This is an excerpt from BW Silverman's 'Density Estimation for Statistics and Data Analysis.'
The oldest and most widely used density estimator is the histogram. Given an origin $x_0$ and a bin width of $h$, we define the bins of the histogram to be the intervals $[x_0 + mh, x_0 + (m+1)h]$ for integers $m$. The histogram is defined by
$$ \hat{f}(x) = \dfrac{1}{nh}(\text{no. of $X_i$ in the same bin as $x$})$$
Please help me understand how this became so.
Since I am seeing $\hat{f}$, does this mean that we are talking about an estimator? I also did not understand the formula. I am not sure about the switch from $m$ to $n$, I just assume that they are the same thing.

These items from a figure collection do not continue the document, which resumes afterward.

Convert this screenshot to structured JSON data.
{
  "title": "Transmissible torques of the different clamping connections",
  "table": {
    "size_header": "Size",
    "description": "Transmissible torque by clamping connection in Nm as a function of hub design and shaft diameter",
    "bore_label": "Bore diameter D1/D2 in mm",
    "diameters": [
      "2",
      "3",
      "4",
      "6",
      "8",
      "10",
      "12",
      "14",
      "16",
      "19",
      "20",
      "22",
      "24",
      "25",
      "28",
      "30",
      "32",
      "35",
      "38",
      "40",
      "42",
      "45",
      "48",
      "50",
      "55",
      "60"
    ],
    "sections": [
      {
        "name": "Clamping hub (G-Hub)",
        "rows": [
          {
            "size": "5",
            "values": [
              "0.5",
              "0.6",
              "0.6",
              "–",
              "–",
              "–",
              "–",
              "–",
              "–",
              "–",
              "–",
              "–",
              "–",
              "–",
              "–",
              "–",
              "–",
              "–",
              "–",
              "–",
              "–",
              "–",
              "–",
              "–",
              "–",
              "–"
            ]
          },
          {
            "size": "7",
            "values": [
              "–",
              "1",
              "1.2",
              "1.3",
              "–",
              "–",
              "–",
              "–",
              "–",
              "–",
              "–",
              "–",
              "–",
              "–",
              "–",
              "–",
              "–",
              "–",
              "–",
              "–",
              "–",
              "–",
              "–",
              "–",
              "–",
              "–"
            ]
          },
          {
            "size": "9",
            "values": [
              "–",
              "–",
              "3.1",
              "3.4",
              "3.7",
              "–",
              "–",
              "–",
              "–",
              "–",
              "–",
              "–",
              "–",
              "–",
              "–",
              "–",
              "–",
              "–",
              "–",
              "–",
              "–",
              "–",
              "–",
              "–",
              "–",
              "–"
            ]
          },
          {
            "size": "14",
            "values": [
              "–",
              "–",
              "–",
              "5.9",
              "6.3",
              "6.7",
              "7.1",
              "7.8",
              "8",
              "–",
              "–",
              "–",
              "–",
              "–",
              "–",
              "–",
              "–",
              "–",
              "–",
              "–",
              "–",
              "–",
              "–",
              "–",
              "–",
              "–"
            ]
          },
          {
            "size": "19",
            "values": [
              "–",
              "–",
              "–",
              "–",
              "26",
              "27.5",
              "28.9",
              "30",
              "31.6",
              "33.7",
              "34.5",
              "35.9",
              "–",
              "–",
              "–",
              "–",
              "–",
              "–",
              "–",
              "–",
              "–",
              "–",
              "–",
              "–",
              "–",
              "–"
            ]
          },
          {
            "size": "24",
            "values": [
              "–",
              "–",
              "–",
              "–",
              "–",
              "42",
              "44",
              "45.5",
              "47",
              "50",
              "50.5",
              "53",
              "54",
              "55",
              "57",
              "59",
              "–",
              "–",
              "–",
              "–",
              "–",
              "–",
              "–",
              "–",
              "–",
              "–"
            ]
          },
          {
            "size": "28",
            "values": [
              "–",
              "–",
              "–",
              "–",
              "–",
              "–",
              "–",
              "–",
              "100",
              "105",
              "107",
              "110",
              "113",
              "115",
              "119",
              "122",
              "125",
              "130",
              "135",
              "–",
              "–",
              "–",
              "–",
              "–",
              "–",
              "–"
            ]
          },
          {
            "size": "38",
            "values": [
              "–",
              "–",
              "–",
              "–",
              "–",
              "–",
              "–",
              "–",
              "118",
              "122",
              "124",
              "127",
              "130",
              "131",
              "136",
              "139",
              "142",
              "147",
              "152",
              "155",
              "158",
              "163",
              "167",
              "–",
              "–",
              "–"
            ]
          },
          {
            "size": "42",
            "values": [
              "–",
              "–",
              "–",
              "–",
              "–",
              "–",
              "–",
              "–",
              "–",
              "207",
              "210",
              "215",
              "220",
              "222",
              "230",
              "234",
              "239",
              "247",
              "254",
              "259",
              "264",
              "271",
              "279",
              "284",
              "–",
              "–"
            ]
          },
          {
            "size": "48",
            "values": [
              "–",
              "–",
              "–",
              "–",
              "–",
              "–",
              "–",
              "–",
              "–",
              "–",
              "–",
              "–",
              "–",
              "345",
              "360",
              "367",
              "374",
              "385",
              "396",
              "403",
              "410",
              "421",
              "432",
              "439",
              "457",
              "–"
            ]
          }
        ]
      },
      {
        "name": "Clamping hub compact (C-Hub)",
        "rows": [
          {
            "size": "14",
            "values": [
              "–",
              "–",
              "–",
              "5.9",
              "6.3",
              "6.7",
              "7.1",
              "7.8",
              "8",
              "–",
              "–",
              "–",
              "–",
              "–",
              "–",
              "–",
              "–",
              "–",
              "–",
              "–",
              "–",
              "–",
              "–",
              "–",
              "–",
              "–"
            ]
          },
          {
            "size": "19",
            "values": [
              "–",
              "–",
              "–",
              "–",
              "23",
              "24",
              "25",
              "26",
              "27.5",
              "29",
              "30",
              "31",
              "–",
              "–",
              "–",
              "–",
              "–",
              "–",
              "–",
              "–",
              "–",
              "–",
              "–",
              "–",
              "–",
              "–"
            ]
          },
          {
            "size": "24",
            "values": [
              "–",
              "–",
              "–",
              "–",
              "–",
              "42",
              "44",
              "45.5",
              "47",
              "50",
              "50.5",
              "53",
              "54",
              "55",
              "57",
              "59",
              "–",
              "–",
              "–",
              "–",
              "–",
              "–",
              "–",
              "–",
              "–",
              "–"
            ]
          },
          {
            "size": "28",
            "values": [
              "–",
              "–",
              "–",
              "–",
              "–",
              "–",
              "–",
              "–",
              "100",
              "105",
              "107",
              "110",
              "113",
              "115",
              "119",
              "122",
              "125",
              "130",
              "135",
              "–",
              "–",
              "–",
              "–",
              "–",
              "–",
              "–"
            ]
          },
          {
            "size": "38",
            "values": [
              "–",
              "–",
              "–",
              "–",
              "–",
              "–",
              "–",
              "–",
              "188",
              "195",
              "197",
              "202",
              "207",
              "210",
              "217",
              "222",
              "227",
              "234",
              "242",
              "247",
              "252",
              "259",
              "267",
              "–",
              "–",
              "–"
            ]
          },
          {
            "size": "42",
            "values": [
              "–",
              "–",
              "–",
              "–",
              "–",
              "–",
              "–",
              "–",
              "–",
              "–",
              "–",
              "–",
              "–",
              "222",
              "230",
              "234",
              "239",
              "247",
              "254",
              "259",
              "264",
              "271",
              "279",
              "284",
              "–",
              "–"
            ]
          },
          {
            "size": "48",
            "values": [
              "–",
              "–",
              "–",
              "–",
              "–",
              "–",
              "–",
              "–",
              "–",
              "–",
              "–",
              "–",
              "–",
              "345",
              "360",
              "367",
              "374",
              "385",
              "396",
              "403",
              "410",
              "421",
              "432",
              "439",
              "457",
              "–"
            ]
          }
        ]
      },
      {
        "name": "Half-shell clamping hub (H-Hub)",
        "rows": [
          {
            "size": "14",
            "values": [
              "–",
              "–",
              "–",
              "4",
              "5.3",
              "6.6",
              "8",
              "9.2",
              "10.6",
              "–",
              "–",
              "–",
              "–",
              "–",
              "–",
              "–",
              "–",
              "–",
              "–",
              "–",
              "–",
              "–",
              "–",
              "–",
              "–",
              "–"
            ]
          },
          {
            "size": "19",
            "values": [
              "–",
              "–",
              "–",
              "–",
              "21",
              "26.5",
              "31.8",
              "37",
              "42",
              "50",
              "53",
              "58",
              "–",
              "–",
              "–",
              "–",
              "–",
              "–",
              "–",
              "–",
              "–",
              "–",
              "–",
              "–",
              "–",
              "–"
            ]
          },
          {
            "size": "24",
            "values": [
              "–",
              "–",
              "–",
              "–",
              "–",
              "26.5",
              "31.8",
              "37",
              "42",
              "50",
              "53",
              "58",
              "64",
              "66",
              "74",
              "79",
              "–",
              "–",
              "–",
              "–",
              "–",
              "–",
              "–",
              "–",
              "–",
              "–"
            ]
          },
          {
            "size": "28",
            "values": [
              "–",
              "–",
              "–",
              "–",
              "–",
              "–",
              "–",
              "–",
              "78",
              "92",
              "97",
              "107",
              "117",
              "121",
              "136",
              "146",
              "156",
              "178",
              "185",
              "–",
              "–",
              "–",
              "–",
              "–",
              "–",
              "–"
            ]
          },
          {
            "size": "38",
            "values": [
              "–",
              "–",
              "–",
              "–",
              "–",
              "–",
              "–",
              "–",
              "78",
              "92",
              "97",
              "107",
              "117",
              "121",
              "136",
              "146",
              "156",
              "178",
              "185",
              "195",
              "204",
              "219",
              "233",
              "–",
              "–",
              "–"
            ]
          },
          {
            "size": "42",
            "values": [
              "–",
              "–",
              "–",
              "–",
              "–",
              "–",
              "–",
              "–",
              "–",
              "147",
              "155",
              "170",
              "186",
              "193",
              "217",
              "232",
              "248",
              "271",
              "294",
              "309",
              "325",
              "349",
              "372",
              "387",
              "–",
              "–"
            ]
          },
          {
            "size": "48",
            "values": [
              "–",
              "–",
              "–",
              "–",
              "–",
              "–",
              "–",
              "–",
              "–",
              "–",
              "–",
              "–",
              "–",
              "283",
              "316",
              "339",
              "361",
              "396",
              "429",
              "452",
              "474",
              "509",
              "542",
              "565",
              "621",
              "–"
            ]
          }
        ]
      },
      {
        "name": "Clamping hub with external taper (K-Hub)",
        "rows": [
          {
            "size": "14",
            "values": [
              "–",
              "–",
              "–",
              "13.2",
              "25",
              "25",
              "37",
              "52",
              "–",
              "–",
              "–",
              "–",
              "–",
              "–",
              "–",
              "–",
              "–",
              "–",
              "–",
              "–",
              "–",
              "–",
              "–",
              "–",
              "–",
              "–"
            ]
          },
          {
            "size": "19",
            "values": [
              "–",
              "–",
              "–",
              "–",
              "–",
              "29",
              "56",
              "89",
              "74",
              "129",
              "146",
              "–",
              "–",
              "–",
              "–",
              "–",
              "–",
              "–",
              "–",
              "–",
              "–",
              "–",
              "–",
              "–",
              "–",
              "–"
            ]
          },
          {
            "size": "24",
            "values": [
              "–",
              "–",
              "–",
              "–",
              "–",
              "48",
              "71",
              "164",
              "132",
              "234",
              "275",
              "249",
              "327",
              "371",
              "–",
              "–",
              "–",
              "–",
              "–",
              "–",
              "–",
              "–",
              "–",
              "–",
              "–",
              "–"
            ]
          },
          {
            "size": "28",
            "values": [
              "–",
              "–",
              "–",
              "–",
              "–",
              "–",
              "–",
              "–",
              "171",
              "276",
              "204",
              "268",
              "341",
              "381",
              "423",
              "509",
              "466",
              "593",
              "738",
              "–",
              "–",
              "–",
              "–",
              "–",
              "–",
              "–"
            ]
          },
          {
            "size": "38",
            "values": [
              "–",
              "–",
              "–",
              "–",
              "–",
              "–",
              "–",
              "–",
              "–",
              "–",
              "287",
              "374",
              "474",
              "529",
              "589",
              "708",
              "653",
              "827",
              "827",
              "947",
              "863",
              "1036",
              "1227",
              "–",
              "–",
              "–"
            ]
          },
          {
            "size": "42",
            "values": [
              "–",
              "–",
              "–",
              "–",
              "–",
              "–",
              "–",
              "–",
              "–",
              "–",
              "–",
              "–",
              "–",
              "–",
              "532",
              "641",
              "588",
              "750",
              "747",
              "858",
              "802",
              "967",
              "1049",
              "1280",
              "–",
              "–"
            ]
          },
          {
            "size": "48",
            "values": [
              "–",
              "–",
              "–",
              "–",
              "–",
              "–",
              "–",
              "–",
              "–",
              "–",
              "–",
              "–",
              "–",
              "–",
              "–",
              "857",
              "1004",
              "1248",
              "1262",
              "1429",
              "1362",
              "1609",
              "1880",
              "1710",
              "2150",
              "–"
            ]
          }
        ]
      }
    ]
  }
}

Any insights would be appreciated.
Yes, $\hat f$ is an estimator. But what it estimates is not a scalar quantity, or even a vector-valued parameter. Rather, it is an estimator of a function. The particular function being estimated is the true underlying probability density from which the sample was presumed to have been drawn. As such, it is what we would characterize as a nonparametric estimator: the distribution need not be a member of any particular parametric family.

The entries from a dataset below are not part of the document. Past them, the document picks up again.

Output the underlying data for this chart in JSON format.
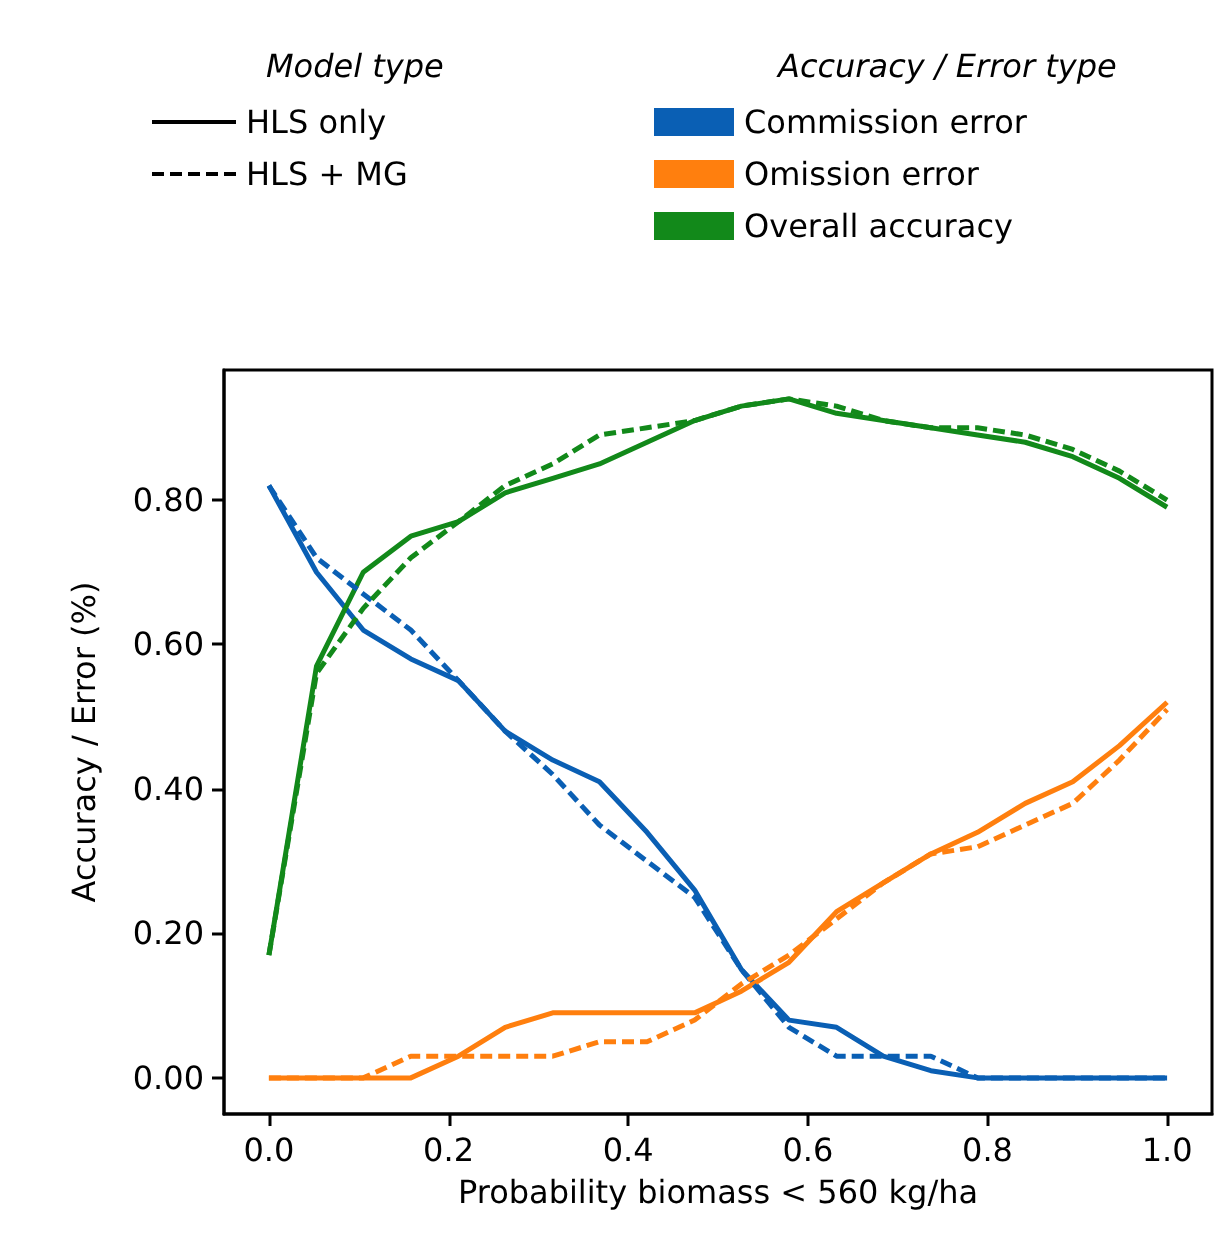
{
  "chart_data": {
    "type": "line",
    "xlabel": "Probability biomass < 560 kg/ha",
    "ylabel": "Accuracy / Error (%)",
    "legend_title": [
      "Model type",
      "Accuracy / Error type"
    ],
    "legend": "top",
    "grid": false,
    "marker": "none",
    "x": [
      0,
      0.053,
      0.105,
      0.158,
      0.211,
      0.263,
      0.316,
      0.368,
      0.421,
      0.474,
      0.526,
      0.579,
      0.632,
      0.684,
      0.737,
      0.789,
      0.842,
      0.895,
      0.947,
      1.0
    ],
    "xlim": [
      -0.05,
      1.05
    ],
    "ylim": [
      -0.05,
      0.98
    ],
    "xticks": [
      {
        "value": 0,
        "label": "0.0"
      },
      {
        "value": 0.2,
        "label": "0.2"
      },
      {
        "value": 0.4,
        "label": "0.4"
      },
      {
        "value": 0.6,
        "label": "0.6"
      },
      {
        "value": 0.8,
        "label": "0.8"
      },
      {
        "value": 1,
        "label": "1.0"
      }
    ],
    "yticks": [
      {
        "value": 0,
        "label": "0.00"
      },
      {
        "value": 0.2,
        "label": "0.20"
      },
      {
        "value": 0.4,
        "label": "0.40"
      },
      {
        "value": 0.6,
        "label": "0.60"
      },
      {
        "value": 0.8,
        "label": "0.80"
      }
    ],
    "series": [
      {
        "name": "HLS only",
        "color": "#000000",
        "line_style": "solid",
        "values": [
          null,
          null,
          null,
          null,
          null,
          null,
          null,
          null,
          null,
          null,
          null,
          null,
          null,
          null,
          null,
          null,
          null,
          null,
          null,
          null
        ]
      },
      {
        "name": "HLS + MG",
        "color": "#000000",
        "line_style": "dashed",
        "values": [
          null,
          null,
          null,
          null,
          null,
          null,
          null,
          null,
          null,
          null,
          null,
          null,
          null,
          null,
          null,
          null,
          null,
          null,
          null,
          null
        ]
      },
      {
        "name": "Commission error",
        "color": "#0a5fb4",
        "line_style": "solid",
        "values": [
          0.82,
          0.7,
          0.62,
          0.58,
          0.55,
          0.48,
          0.44,
          0.41,
          0.34,
          0.26,
          0.15,
          0.08,
          0.07,
          0.03,
          0.01,
          0,
          0,
          0,
          0,
          0
        ]
      },
      {
        "name": "Omission error",
        "color": "#ff7f0e",
        "line_style": "solid",
        "values": [
          0,
          0,
          0,
          0,
          0.03,
          0.07,
          0.09,
          0.09,
          0.09,
          0.09,
          0.12,
          0.16,
          0.23,
          0.27,
          0.31,
          0.34,
          0.38,
          0.41,
          0.46,
          0.52
        ]
      },
      {
        "name": "Overall accuracy",
        "color": "#12891a",
        "line_style": "solid",
        "values": [
          0.17,
          0.57,
          0.7,
          0.75,
          0.77,
          0.81,
          0.83,
          0.85,
          0.88,
          0.91,
          0.93,
          0.94,
          0.92,
          0.91,
          0.9,
          0.89,
          0.88,
          0.86,
          0.83,
          0.79
        ]
      },
      {
        "color": "#0a5fb4",
        "line_style": "dashed",
        "values": [
          0.82,
          0.72,
          0.67,
          0.62,
          0.55,
          0.48,
          0.42,
          0.35,
          0.3,
          0.25,
          0.15,
          0.07,
          0.03,
          0.03,
          0.03,
          0,
          0,
          0,
          0,
          0
        ]
      },
      {
        "color": "#ff7f0e",
        "line_style": "dashed",
        "values": [
          0,
          0,
          0,
          0.03,
          0.03,
          0.03,
          0.03,
          0.05,
          0.05,
          0.08,
          0.13,
          0.17,
          0.22,
          0.27,
          0.31,
          0.32,
          0.35,
          0.38,
          0.44,
          0.51
        ]
      },
      {
        "color": "#12891a",
        "line_style": "dashed",
        "values": [
          0.17,
          0.56,
          0.65,
          0.72,
          0.77,
          0.82,
          0.85,
          0.89,
          0.9,
          0.91,
          0.93,
          0.94,
          0.93,
          0.91,
          0.9,
          0.9,
          0.89,
          0.87,
          0.84,
          0.8
        ]
      }
    ]
  }
}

The meaning of $\hat f$ is that you choose an "origin" $x_0$, and then partition the entire real line at points $$\{\ldots, x_0 - 2h, x_0 - h, x_0, x_0 + h, x_0 + 2h, \ldots\}.$$ Then you take your sample $(X_1, X_2, \ldots, X_n)$ containing a total of $n$ observations, and for each interval (called "bin") in your partition, you count the number of observations that fall into that interval/bin. Of course, many of these bins will not have any observations. But for those that do, you keep a tally. Then you divide the tallies by the product of the total number of observations and the width of the bin $h$. This gives you the height of the histogram in each bin.
Here is a concrete example. I will choose $x_0 = 0.5$, $h = 2$, and my sample is $$\{3, 7, 2, 1, 0, 5, 10, 3, 2, 4\}.$$ Then $n = 10$. My partition looks like this: $$\{\ldots, -1.5, 0.5, 2.5, 4.5, 6.5, 8.5, 10.5, \ldots \},$$ where I have kept only those endpoints that "cover" my data, because my smallest observation is $0$ and my largest is $10$.

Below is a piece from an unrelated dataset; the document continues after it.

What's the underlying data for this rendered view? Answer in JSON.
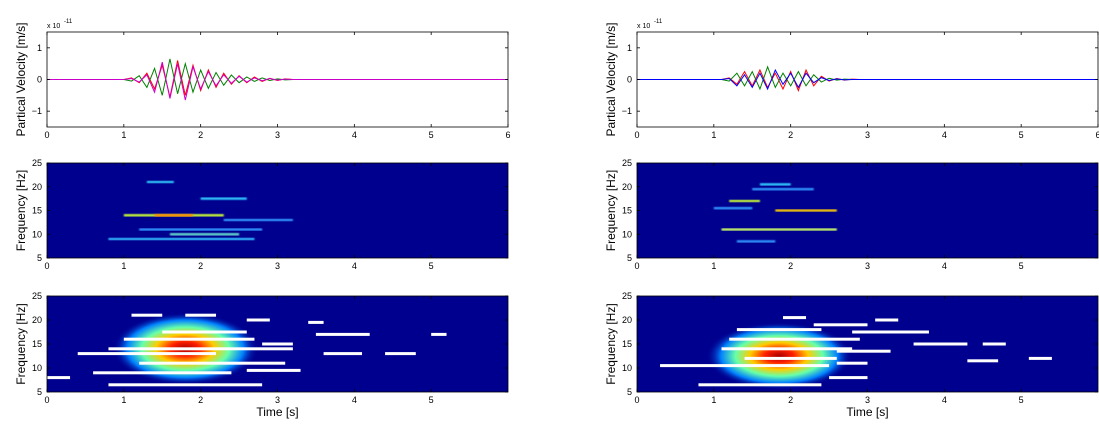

Now I count: In $[-1.5, 0.5)$, there is one observation in my sample that falls in between. In $[0.5, 2.5)$, there are $3$ observations. And so forth. (It helps to sort the observations first.) The result is $(1, 3, 3, 1, 1, 1)$. So my histogram/density estimator is $$\hat f = \begin{cases} 0 & x < -1.5 \\ \frac{1}{20} & -1.5 \le x < 0.5 \\ \frac{3}{20} & 0.5 \le x < 4.5 \\ \frac{1}{20} & 4.5 \le x < 10.5 \\ 0 & 10.5 \le x. \end{cases}$$ This is a step function, and it has the property that it integrates to $1$, thus it is a true density function.
In practice, the more observations $n$ you have in your sample, and the narrower your bin width $h$, the more that the density estimator $\hat f$ will approach the "true" underlying density.